(Replying to PARENT post)
So you can keep dedicating more and more silicon to redundant components to get closer to physically representing each thread, or you can code more efficiently.
Eg even if you did nothing but loop over a do-nothing system call, it would still need to have two separate executable pages in the cache instead of just one.
Not only that, but often the kernel is acting as a mediator for the hardware - which could mean synchronizing between cores, which brings its own obstacles (using slower shared cache, waiting for other cores, etc)
(Replying to PARENT post)
The main solution is to just reserve a ton of virtual address space but avoid committing to it until the process actually writes to it, which is exactly what OS threads do. They reserve a large amount of virtual address space to start but it's more or less free until a thread actually uses it.

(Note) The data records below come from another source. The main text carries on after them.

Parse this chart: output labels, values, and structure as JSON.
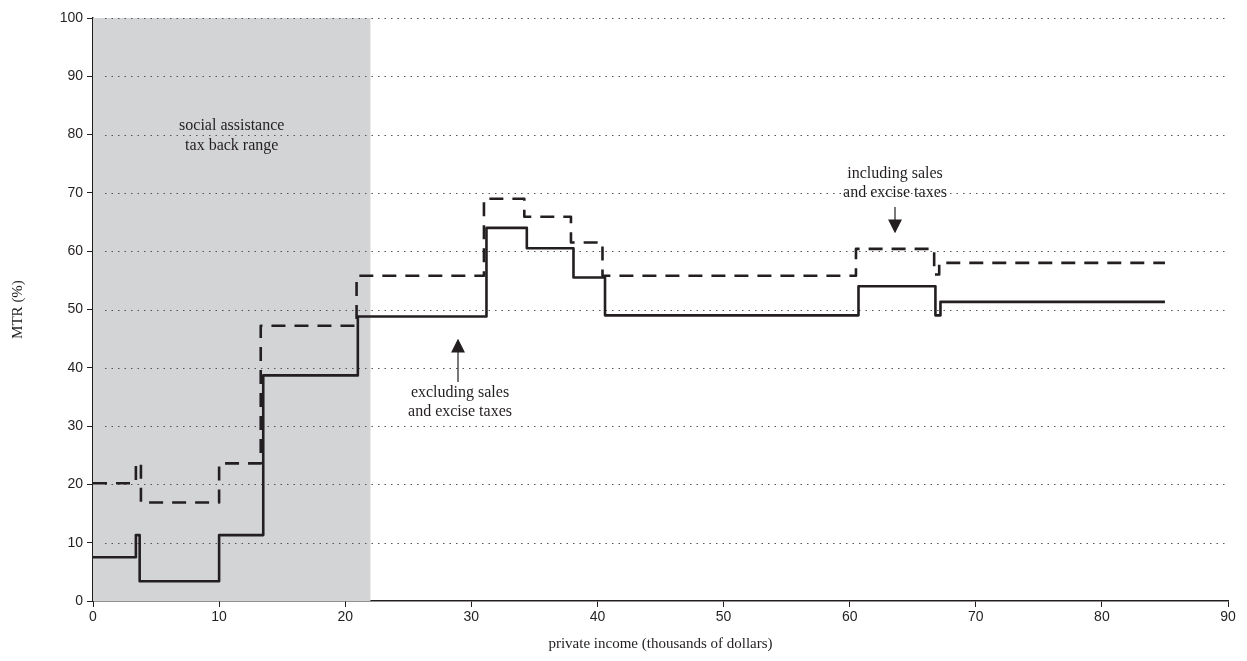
{
  "chart_data": {
    "type": "step",
    "xlabel": "private income (thousands of dollars)",
    "ylabel": "MTR (%)",
    "xlim": [
      0,
      90
    ],
    "xticks": [
      0,
      10,
      20,
      30,
      40,
      50,
      60,
      70,
      80,
      90
    ],
    "ylim": [
      0,
      100
    ],
    "yticks": [
      0,
      10,
      20,
      30,
      40,
      50,
      60,
      70,
      80,
      90,
      100
    ],
    "grid": "y",
    "legend": false,
    "bands": [
      {
        "axis": "x",
        "from": 0,
        "to": 22,
        "label": "social assistance\ntax back range",
        "color": "#d3d4d6"
      }
    ],
    "annotations": [
      "excluding sales\nand excise taxes",
      "including sales\nand excise taxes"
    ],
    "series": [
      {
        "color": "#231f20",
        "line_style": "solid",
        "x": [
          0,
          3.4,
          3.7,
          10,
          13.5,
          21,
          31.2,
          34.4,
          38.1,
          40.6,
          60.7,
          66.8,
          67.2,
          85
        ],
        "values": [
          7.5,
          11.3,
          3.4,
          11.3,
          38.7,
          48.8,
          64,
          60.5,
          55.5,
          49,
          54,
          49,
          51.3,
          51.3
        ]
      },
      {
        "color": "#231f20",
        "line_style": "dashed",
        "x": [
          0,
          3.4,
          3.8,
          10,
          13.3,
          20.9,
          31,
          34.2,
          37.9,
          40.4,
          60.5,
          66.7,
          67.1,
          85
        ],
        "values": [
          20.2,
          23.6,
          16.9,
          23.6,
          47.2,
          55.8,
          69,
          65.9,
          61.5,
          55.8,
          60.4,
          56,
          58,
          58
        ]
      }
    ]
  }
}
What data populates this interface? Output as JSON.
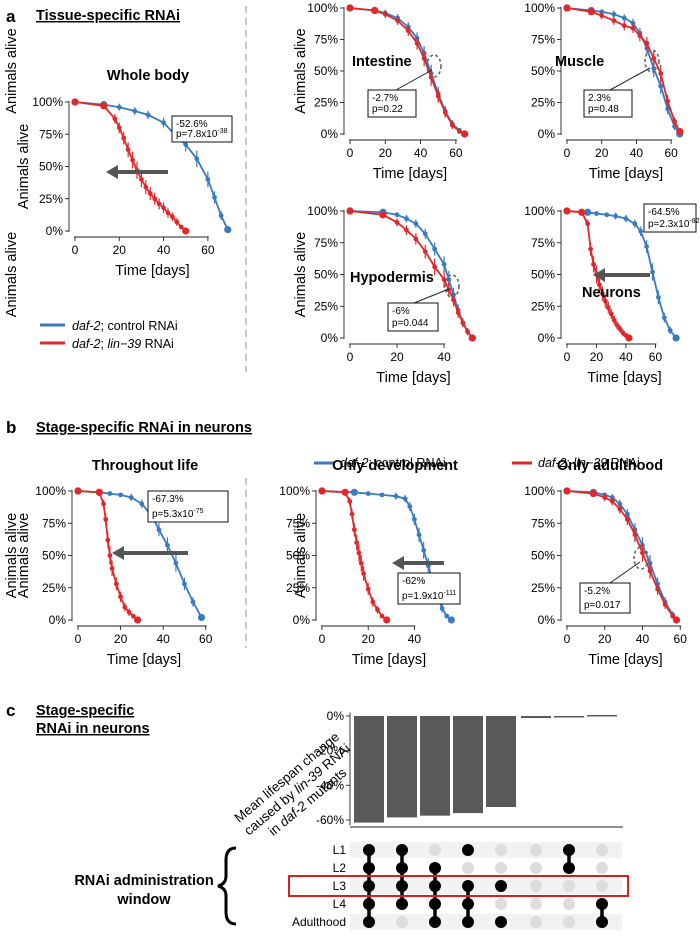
{
  "colors": {
    "control": "#3a7bbf",
    "lin39": "#e0282b",
    "bar": "#595959",
    "axis": "#222222",
    "highlight": "#d42020",
    "dotOff": "#dddddd",
    "dotOn": "#000000",
    "matrixBg": "#f2f2f2"
  },
  "panels": {
    "a": {
      "letter": "a",
      "heading": "Tissue-specific RNAi"
    },
    "b": {
      "letter": "b",
      "heading": "Stage-specific RNAi in neurons"
    },
    "c": {
      "letter": "c",
      "heading_lines": [
        "Stage-specific",
        "RNAi in neurons"
      ]
    }
  },
  "legend": {
    "items": [
      {
        "name": "control",
        "gene": "daf-2",
        "rest": "; control RNAi",
        "rest_gene": "",
        "rest_tail": ""
      },
      {
        "name": "lin39",
        "gene": "daf-2",
        "rest": "; ",
        "rest_gene": "lin−39",
        "rest_tail": " RNAi"
      }
    ]
  },
  "axis_text": {
    "xlabel": "Time [days]",
    "ylabel": "Animals alive"
  },
  "chart_data": [
    {
      "id": "whole-body",
      "type": "line",
      "title": "Whole body",
      "xlabel": "Time [days]",
      "ylabel": "Animals alive",
      "xlim": [
        0,
        70
      ],
      "xticks": [
        0,
        20,
        40,
        60
      ],
      "ylim": [
        0,
        100
      ],
      "yticks": [
        "0%",
        "25%",
        "50%",
        "75%",
        "100%"
      ],
      "series": [
        {
          "name": "daf-2; control RNAi",
          "color": "control",
          "x": [
            0,
            13,
            20,
            27,
            33,
            40,
            45,
            50,
            55,
            60,
            63,
            66,
            69
          ],
          "y": [
            100,
            98,
            96,
            93,
            90,
            84,
            75,
            67,
            56,
            40,
            26,
            12,
            1
          ]
        },
        {
          "name": "daf-2; lin-39 RNAi",
          "color": "lin39",
          "x": [
            0,
            13,
            18,
            20,
            22,
            24,
            26,
            28,
            30,
            32,
            34,
            36,
            38,
            40,
            42,
            44,
            46,
            48,
            50
          ],
          "y": [
            100,
            97,
            87,
            80,
            72,
            63,
            55,
            47,
            40,
            34,
            29,
            25,
            21,
            18,
            14,
            11,
            7,
            3,
            0
          ]
        }
      ],
      "annotation": {
        "lines": [
          "-52.6%",
          "p=7.8x10"
        ],
        "sup": "-38"
      }
    },
    {
      "id": "intestine",
      "type": "line",
      "title": "Intestine",
      "xlabel": "Time [days]",
      "ylabel": "Animals alive",
      "xlim": [
        0,
        68
      ],
      "xticks": [
        0,
        20,
        40,
        60
      ],
      "ylim": [
        0,
        100
      ],
      "yticks": [
        "0%",
        "25%",
        "50%",
        "75%",
        "100%"
      ],
      "series": [
        {
          "name": "daf-2; control RNAi",
          "color": "control",
          "x": [
            0,
            14,
            20,
            27,
            33,
            38,
            42,
            46,
            50,
            54,
            58,
            62,
            65
          ],
          "y": [
            100,
            98,
            96,
            92,
            85,
            76,
            64,
            48,
            32,
            18,
            8,
            3,
            0
          ]
        },
        {
          "name": "daf-2; lin-39 RNAi",
          "color": "lin39",
          "x": [
            0,
            14,
            20,
            27,
            33,
            38,
            42,
            46,
            50,
            54,
            58,
            62,
            65
          ],
          "y": [
            100,
            98,
            95,
            90,
            82,
            72,
            60,
            45,
            30,
            17,
            7,
            2,
            0
          ]
        }
      ],
      "annotation": {
        "lines": [
          "-2.7%",
          "p=0.22"
        ],
        "sup": ""
      }
    },
    {
      "id": "muscle",
      "type": "line",
      "title": "Muscle",
      "xlabel": "Time [days]",
      "ylabel": "Animals alive",
      "xlim": [
        0,
        68
      ],
      "xticks": [
        0,
        20,
        40,
        60
      ],
      "ylim": [
        0,
        100
      ],
      "yticks": [
        "0%",
        "25%",
        "50%",
        "75%",
        "100%"
      ],
      "series": [
        {
          "name": "daf-2; control RNAi",
          "color": "control",
          "x": [
            0,
            14,
            20,
            27,
            33,
            38,
            42,
            46,
            50,
            54,
            58,
            62,
            65
          ],
          "y": [
            100,
            98,
            97,
            95,
            92,
            88,
            80,
            68,
            52,
            38,
            20,
            6,
            0
          ]
        },
        {
          "name": "daf-2; lin-39 RNAi",
          "color": "lin39",
          "x": [
            0,
            14,
            20,
            27,
            33,
            38,
            42,
            46,
            50,
            54,
            58,
            62,
            65
          ],
          "y": [
            100,
            97,
            94,
            90,
            86,
            84,
            78,
            72,
            60,
            48,
            26,
            10,
            2
          ]
        }
      ],
      "annotation": {
        "lines": [
          "2.3%",
          "p=0.48"
        ],
        "sup": ""
      }
    },
    {
      "id": "hypodermis",
      "type": "line",
      "title": "Hypodermis",
      "xlabel": "Time [days]",
      "ylabel": "Animals alive",
      "xlim": [
        0,
        54
      ],
      "xticks": [
        0,
        20,
        40
      ],
      "ylim": [
        0,
        100
      ],
      "yticks": [
        "0%",
        "25%",
        "50%",
        "75%",
        "100%"
      ],
      "series": [
        {
          "name": "daf-2; control RNAi",
          "color": "control",
          "x": [
            0,
            14,
            20,
            24,
            28,
            32,
            36,
            40,
            42,
            44,
            46,
            48,
            50,
            52
          ],
          "y": [
            100,
            99,
            97,
            94,
            90,
            82,
            70,
            58,
            46,
            34,
            22,
            12,
            5,
            0
          ]
        },
        {
          "name": "daf-2; lin-39 RNAi",
          "color": "lin39",
          "x": [
            0,
            14,
            20,
            24,
            28,
            32,
            36,
            40,
            42,
            44,
            46,
            48,
            50,
            52
          ],
          "y": [
            100,
            97,
            91,
            85,
            78,
            68,
            56,
            46,
            38,
            30,
            20,
            12,
            5,
            0
          ]
        }
      ],
      "annotation": {
        "lines": [
          "-6%",
          "p=0.044"
        ],
        "sup": ""
      }
    },
    {
      "id": "neurons",
      "type": "line",
      "title": "Neurons",
      "xlabel": "Time [days]",
      "ylabel": "Animals alive",
      "xlim": [
        0,
        78
      ],
      "xticks": [
        0,
        20,
        40,
        60
      ],
      "ylim": [
        0,
        100
      ],
      "yticks": [
        "0%",
        "25%",
        "50%",
        "75%",
        "100%"
      ],
      "series": [
        {
          "name": "daf-2; control RNAi",
          "color": "control",
          "x": [
            0,
            14,
            20,
            27,
            33,
            40,
            46,
            50,
            54,
            58,
            62,
            66,
            70,
            74
          ],
          "y": [
            100,
            99,
            98,
            97,
            96,
            94,
            90,
            84,
            72,
            52,
            32,
            16,
            6,
            0
          ]
        },
        {
          "name": "daf-2; lin-39 RNAi",
          "color": "lin39",
          "x": [
            0,
            10,
            14,
            16,
            18,
            20,
            22,
            24,
            26,
            28,
            30,
            32,
            34,
            36,
            38,
            40,
            42
          ],
          "y": [
            100,
            99,
            90,
            70,
            58,
            50,
            42,
            35,
            29,
            24,
            19,
            14,
            10,
            7,
            4,
            2,
            0
          ]
        }
      ],
      "annotation": {
        "lines": [
          "-64.5%",
          "p=2.3x10"
        ],
        "sup": "-82"
      }
    },
    {
      "id": "throughout-life",
      "type": "line",
      "title": "Throughout life",
      "xlabel": "Time [days]",
      "ylabel": "Animals alive",
      "xlim": [
        0,
        62
      ],
      "xticks": [
        0,
        20,
        40,
        60
      ],
      "ylim": [
        0,
        100
      ],
      "yticks": [
        "0%",
        "25%",
        "50%",
        "75%",
        "100%"
      ],
      "series": [
        {
          "name": "daf-2; control RNAi",
          "color": "control",
          "x": [
            0,
            10,
            15,
            20,
            25,
            30,
            35,
            38,
            42,
            46,
            50,
            54,
            58
          ],
          "y": [
            100,
            99,
            98,
            97,
            95,
            90,
            80,
            70,
            58,
            44,
            28,
            14,
            2
          ]
        },
        {
          "name": "daf-2; lin-39 RNAi",
          "color": "lin39",
          "x": [
            0,
            10,
            12,
            13,
            14,
            15,
            16,
            18,
            20,
            22,
            24,
            26,
            28
          ],
          "y": [
            100,
            99,
            90,
            78,
            62,
            50,
            40,
            28,
            18,
            10,
            6,
            3,
            0
          ]
        }
      ],
      "annotation": {
        "lines": [
          "-67.3%",
          "p=5.3x10"
        ],
        "sup": "-75"
      }
    },
    {
      "id": "only-development",
      "type": "line",
      "title": "Only development",
      "xlabel": "Time [days]",
      "ylabel": "Animals alive",
      "xlim": [
        0,
        58
      ],
      "xticks": [
        0,
        20,
        40
      ],
      "ylim": [
        0,
        100
      ],
      "yticks": [
        "0%",
        "25%",
        "50%",
        "75%",
        "100%"
      ],
      "series": [
        {
          "name": "daf-2; control RNAi",
          "color": "control",
          "x": [
            0,
            14,
            20,
            26,
            32,
            36,
            38,
            40,
            42,
            44,
            46,
            48,
            50,
            52,
            54,
            56
          ],
          "y": [
            100,
            99,
            98,
            97,
            96,
            94,
            88,
            78,
            66,
            54,
            42,
            30,
            18,
            9,
            3,
            0
          ]
        },
        {
          "name": "daf-2; lin-39 RNAi",
          "color": "lin39",
          "x": [
            0,
            10,
            12,
            13,
            14,
            15,
            16,
            17,
            18,
            20,
            22,
            24,
            26,
            28
          ],
          "y": [
            100,
            99,
            92,
            82,
            70,
            60,
            52,
            44,
            36,
            24,
            14,
            8,
            3,
            0
          ]
        }
      ],
      "annotation": {
        "lines": [
          "-62%",
          "p=1.9x10"
        ],
        "sup": "-111"
      }
    },
    {
      "id": "only-adulthood",
      "type": "line",
      "title": "Only adulthood",
      "xlabel": "Time [days]",
      "ylabel": "Animals alive",
      "xlim": [
        0,
        62
      ],
      "xticks": [
        0,
        20,
        40,
        60
      ],
      "ylim": [
        0,
        100
      ],
      "yticks": [
        "0%",
        "25%",
        "50%",
        "75%",
        "100%"
      ],
      "series": [
        {
          "name": "daf-2; control RNAi",
          "color": "control",
          "x": [
            0,
            14,
            20,
            24,
            28,
            32,
            36,
            40,
            44,
            48,
            52,
            56,
            58
          ],
          "y": [
            100,
            99,
            97,
            95,
            90,
            82,
            70,
            58,
            44,
            28,
            14,
            4,
            0
          ]
        },
        {
          "name": "daf-2; lin-39 RNAi",
          "color": "lin39",
          "x": [
            0,
            14,
            20,
            24,
            28,
            32,
            36,
            40,
            44,
            48,
            52,
            56,
            58
          ],
          "y": [
            100,
            98,
            95,
            92,
            86,
            78,
            66,
            52,
            38,
            24,
            12,
            3,
            0
          ]
        }
      ],
      "annotation": {
        "lines": [
          "-5.2%",
          "p=0.017"
        ],
        "sup": ""
      }
    },
    {
      "id": "lifespan-change",
      "type": "bar",
      "ylabel_lines": [
        "Mean lifespan change",
        "caused by lin-39 RNAi",
        "in daf-2 mutants"
      ],
      "ylim": [
        -63,
        2
      ],
      "yticks": [
        0,
        -20,
        -40,
        -60
      ],
      "ytick_labels": [
        "0%",
        "-20%",
        "-40%",
        "-60%"
      ],
      "values": [
        -61.5,
        -58.5,
        -57.5,
        -56,
        -52.5,
        -1.2,
        -0.4,
        0.6
      ],
      "matrix": {
        "label_lines": [
          "RNAi administration",
          "window"
        ],
        "rows": [
          "L1",
          "L2",
          "L3",
          "L4",
          "Adulthood"
        ],
        "highlight_row": "L3",
        "columns": [
          [
            1,
            1,
            1,
            1,
            1
          ],
          [
            1,
            1,
            1,
            1,
            0
          ],
          [
            0,
            1,
            1,
            1,
            1
          ],
          [
            1,
            0,
            1,
            1,
            1
          ],
          [
            0,
            0,
            1,
            0,
            1
          ],
          [
            0,
            0,
            0,
            0,
            0
          ],
          [
            1,
            1,
            0,
            0,
            0
          ],
          [
            0,
            0,
            0,
            1,
            1
          ]
        ]
      }
    }
  ]
}
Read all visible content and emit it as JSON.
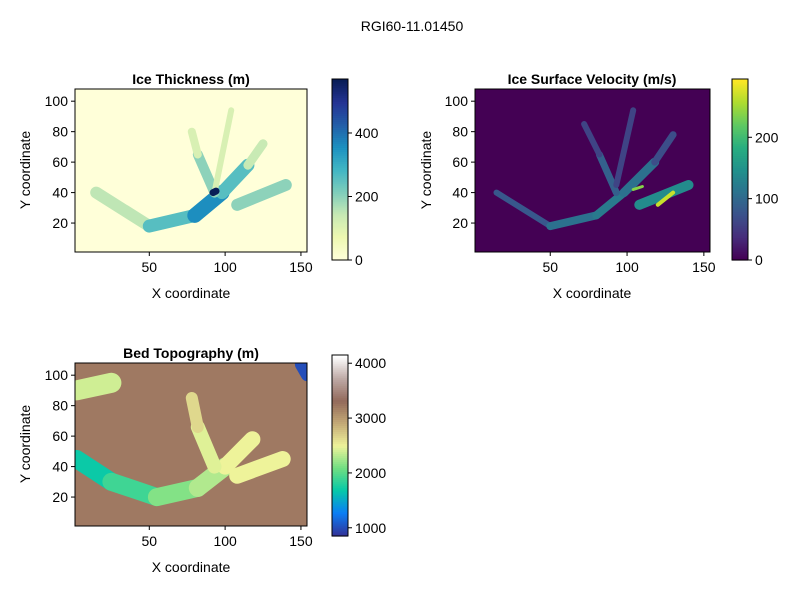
{
  "figure": {
    "title": "RGI60-11.01450"
  },
  "colors": {
    "thickness_cmap": [
      "#ffffd9",
      "#edf8b1",
      "#c7e9b4",
      "#7fcdbb",
      "#41b6c4",
      "#1d91c0",
      "#225ea8",
      "#253494",
      "#081d58"
    ],
    "velocity_cmap": [
      "#440154",
      "#472d7b",
      "#3b528b",
      "#2c728e",
      "#21918c",
      "#28ae80",
      "#5ec962",
      "#addc30",
      "#fde725"
    ],
    "topo_cmap": [
      "#333399",
      "#0b7ef5",
      "#05c8a9",
      "#70df82",
      "#eef39a",
      "#c4aa77",
      "#936a5b",
      "#bda9a5",
      "#ffffff"
    ]
  },
  "chart_data": [
    {
      "type": "heatmap",
      "title": "Ice Thickness (m)",
      "xlabel": "X coordinate",
      "ylabel": "Y coordinate",
      "xlim": [
        1,
        154
      ],
      "ylim": [
        1,
        108
      ],
      "xticks": [
        50,
        100,
        150
      ],
      "yticks": [
        20,
        40,
        60,
        80,
        100
      ],
      "colorbar": {
        "range": [
          0,
          570
        ],
        "ticks": [
          0,
          200,
          400
        ]
      },
      "features": [
        {
          "x0": 15,
          "y0": 40,
          "x1": 50,
          "y1": 18,
          "value": 150
        },
        {
          "x0": 50,
          "y0": 18,
          "x1": 80,
          "y1": 25,
          "value": 260
        },
        {
          "x0": 80,
          "y0": 25,
          "x1": 98,
          "y1": 40,
          "value": 360
        },
        {
          "x0": 98,
          "y0": 40,
          "x1": 115,
          "y1": 58,
          "value": 260
        },
        {
          "x0": 115,
          "y0": 58,
          "x1": 125,
          "y1": 72,
          "value": 140
        },
        {
          "x0": 93,
          "y0": 40,
          "x1": 82,
          "y1": 65,
          "value": 200
        },
        {
          "x0": 82,
          "y0": 65,
          "x1": 78,
          "y1": 80,
          "value": 110
        },
        {
          "x0": 93,
          "y0": 40,
          "x1": 104,
          "y1": 94,
          "value": 110
        },
        {
          "x0": 108,
          "y0": 32,
          "x1": 140,
          "y1": 45,
          "value": 200
        },
        {
          "x0": 92,
          "y0": 40,
          "x1": 94,
          "y1": 41,
          "value": 570
        }
      ]
    },
    {
      "type": "heatmap",
      "title": "Ice Surface Velocity (m/s)",
      "xlabel": "X coordinate",
      "ylabel": "Y coordinate",
      "xlim": [
        1,
        154
      ],
      "ylim": [
        1,
        108
      ],
      "xticks": [
        50,
        100,
        150
      ],
      "yticks": [
        20,
        40,
        60,
        80,
        100
      ],
      "colorbar": {
        "range": [
          0,
          295
        ],
        "ticks": [
          0,
          100,
          200
        ]
      },
      "features": [
        {
          "x0": 15,
          "y0": 40,
          "x1": 50,
          "y1": 18,
          "value": 80
        },
        {
          "x0": 50,
          "y0": 18,
          "x1": 80,
          "y1": 25,
          "value": 110
        },
        {
          "x0": 80,
          "y0": 25,
          "x1": 98,
          "y1": 40,
          "value": 120
        },
        {
          "x0": 98,
          "y0": 40,
          "x1": 118,
          "y1": 60,
          "value": 110
        },
        {
          "x0": 118,
          "y0": 60,
          "x1": 130,
          "y1": 78,
          "value": 70
        },
        {
          "x0": 93,
          "y0": 40,
          "x1": 82,
          "y1": 65,
          "value": 90
        },
        {
          "x0": 82,
          "y0": 65,
          "x1": 72,
          "y1": 85,
          "value": 60
        },
        {
          "x0": 93,
          "y0": 45,
          "x1": 104,
          "y1": 94,
          "value": 60
        },
        {
          "x0": 108,
          "y0": 32,
          "x1": 140,
          "y1": 45,
          "value": 140
        },
        {
          "x0": 120,
          "y0": 32,
          "x1": 130,
          "y1": 40,
          "value": 270
        },
        {
          "x0": 104,
          "y0": 42,
          "x1": 110,
          "y1": 44,
          "value": 240
        }
      ]
    },
    {
      "type": "heatmap",
      "title": "Bed Topography (m)",
      "xlabel": "X coordinate",
      "ylabel": "Y coordinate",
      "xlim": [
        1,
        154
      ],
      "ylim": [
        1,
        108
      ],
      "xticks": [
        50,
        100,
        150
      ],
      "yticks": [
        20,
        40,
        60,
        80,
        100
      ],
      "colorbar": {
        "range": [
          850,
          4150
        ],
        "ticks": [
          1000,
          2000,
          3000,
          4000
        ]
      },
      "features": [
        {
          "x0": 2,
          "y0": 45,
          "x1": 25,
          "y1": 30,
          "value": 1700
        },
        {
          "x0": 25,
          "y0": 30,
          "x1": 55,
          "y1": 20,
          "value": 1900
        },
        {
          "x0": 55,
          "y0": 20,
          "x1": 82,
          "y1": 26,
          "value": 2150
        },
        {
          "x0": 82,
          "y0": 26,
          "x1": 100,
          "y1": 40,
          "value": 2300
        },
        {
          "x0": 100,
          "y0": 40,
          "x1": 118,
          "y1": 58,
          "value": 2500
        },
        {
          "x0": 93,
          "y0": 40,
          "x1": 82,
          "y1": 66,
          "value": 2450
        },
        {
          "x0": 82,
          "y0": 66,
          "x1": 78,
          "y1": 85,
          "value": 2650
        },
        {
          "x0": 108,
          "y0": 34,
          "x1": 138,
          "y1": 45,
          "value": 2500
        },
        {
          "x0": 2,
          "y0": 90,
          "x1": 25,
          "y1": 95,
          "value": 2400
        },
        {
          "x0": 150,
          "y0": 107,
          "x1": 154,
          "y1": 100,
          "value": 1000
        }
      ]
    }
  ]
}
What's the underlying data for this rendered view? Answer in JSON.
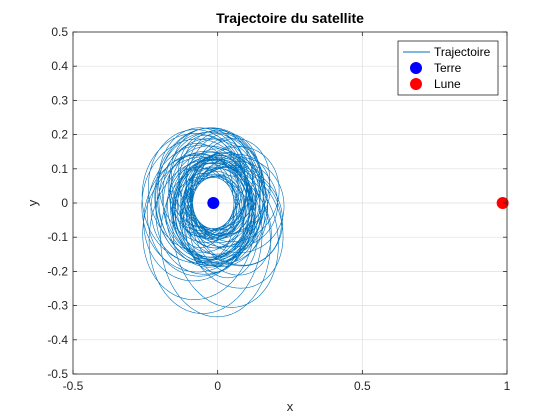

However you may not see it released back to the OS until the process exits.
(Replying to PARENT post)
This is just my guess, but I assume they don't use growable stacks for the same reason Rust doesn't. C doesn't have a garbage collector, and making a fragmented stack would incur unacceptable performance penalties for many workloads. Getting around that would require a ton of work, but maybe with hardware support, like automatically following the stack pointer to bring it into cache like a normal stack could get around that.
(Replying to PARENT post)
https://hn.algolia.com/?dateRange=all&page=0&prefix=true&que...
(Replying to PARENT post)
It feels like it would be totally possibly to improve OSes to remove this limitation. Is anyone actually working on that?
For example I don't see why you couldn't have growable stacks for threads. Or have first class hardware support for context switching. (Yes that would take a long time to arrive.)